- University: Saint Peter's University
- NCAA: Division I
- Conference: MAAC
- Athletic director: Katie Arcuri
- Location: Jersey City, New Jersey
- Varsity teams: 16
- Basketball arena: Run Baby Run Arena
- Baseball stadium: Joseph J. Jaroschak Field
- Soccer stadium: Joseph J. Jaroschak Field
- Nickname: Peacocks
- Colors: Blue and white
- Mascot: Peter the Peacock
- Fight song: "Io Pavo"
- Website: saintpeterspeacocks.com

= Saint Peter's Peacocks =

Intercollegiate athletics program of Saint Peter's University

The Saint Peter's Peacocks are the sixteen intercollegiate athletic teams that represent Saint Peter's University, located in Jersey City, New Jersey. The Peacocks compete in the NCAA Division I and are founding members of the Metro Atlantic Athletic Conference (MAAC). They previously competed in the Metropolitan Collegiate Conference (MCC) from 1965 to 1969.

==Nickname and mascot history==
From 1918 to 1930, the then College, closed due to the impact of World War I and because Jesuit superiors wanted to concentrate their manpower in other colleges on the East Coast. As noted in the college yearbook, “The classrooms went empty. The faculty closed their markbooks, and left for the battlefields.”

In 1930, with Rev. Robert I. Gannon, S.J., as Dean, Saint Peter's re-opened on the fourth floor of the Chamber of Commerce Building in Downtown Jersey City, and women were admitted to the Evening Session for the first time.

With the rebirth of Saint Peter's in 1930, Rev.
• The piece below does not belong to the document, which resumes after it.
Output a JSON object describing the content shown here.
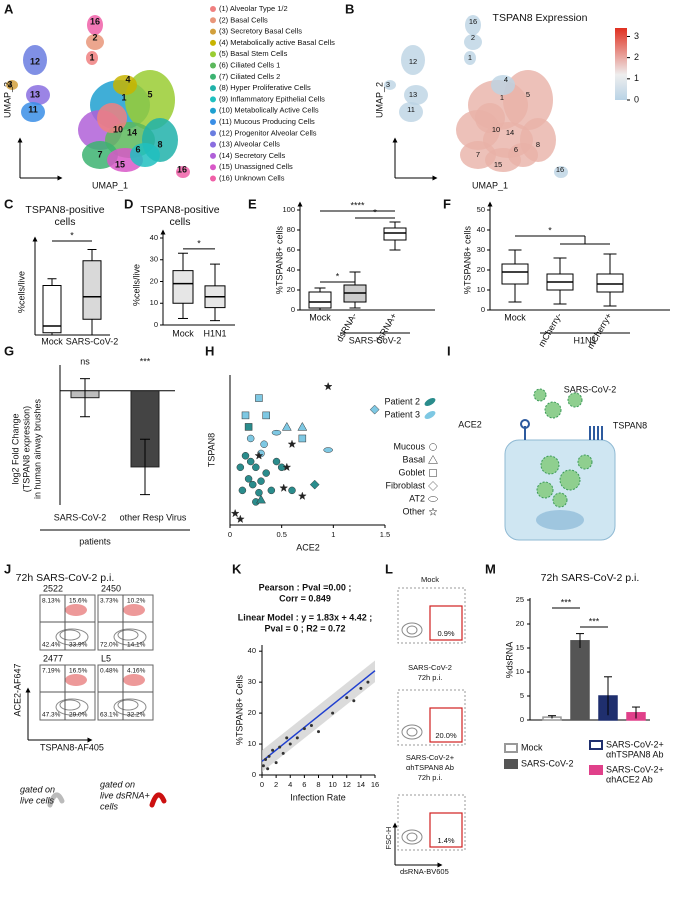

Gannon named the Peacock the official mascot of the college, reflecting the spirit of “resurrection and eternal life.” The peacock also ties Saint Peter's to the settling of Jersey City, originally called “Pavonia,” or “Land of the Peacock”.

The Saint Peter's University mascot is Peter the Peacock. The updated mascot was introduced on April 20, 2016, on the first annual Peacock Pride Day to celebrate the legacy and birthday of the late Dean, Rev. Gannon, S.J. and “Founding Father” of the peacock being chosen as a symbol of Saint Peter's.

== Teams ==
A member of the Metro Atlantic Athletic Conference (MAAC), Saint Peter's sponsors teams in eight men's and eight women's NCAA sanctioned sports. Women's golf will become the Peacocks' 17th varsity sport in 2026–27.

| Men's sports | Women's sports |
| Baseball | Basketball |
| Basketball | Cross country |
| Cross country | Golf (2026–27) |
| Golf | Soccer |
| Soccer | Softball |
| Swimming & diving | Swimming & diving |
| Track & field^{1} | Track & field^{1} |
|  | Volleyball |
^{1} – includes both indoor and outdoor

==Discontinued teams==
===Football===

The Peacocks football program ran from 1971 to 2006.

===Tennis===
The Peacocks men's and women's tennis teams were discontinued in 2018.

===Women's bowling===
The Peacocks women's bowling team was discontinued following the 2017–18 season.

==Facilities==
The Peacocks play at two main athletic facilities. Joseph J. Jaroschak Field in nearby Lincoln Park, is home to the baseball, softball, and men's and women's soccer teams. The Victor R. Yanitelli, S.J. Recreational Life Center is located on campus and is home to the swimming and diving teams with the volleyball and men's and women's basketball teams playing their home games in Run Baby Run Arena. The Yanitelli Center is also home to a number of club and intramural teams.

Prior to the opening of the Yanitelli Center on campus in 1975, Saint Peter's used the nearby Jersey City Armory as the home arena for its men's and women's basketball teams.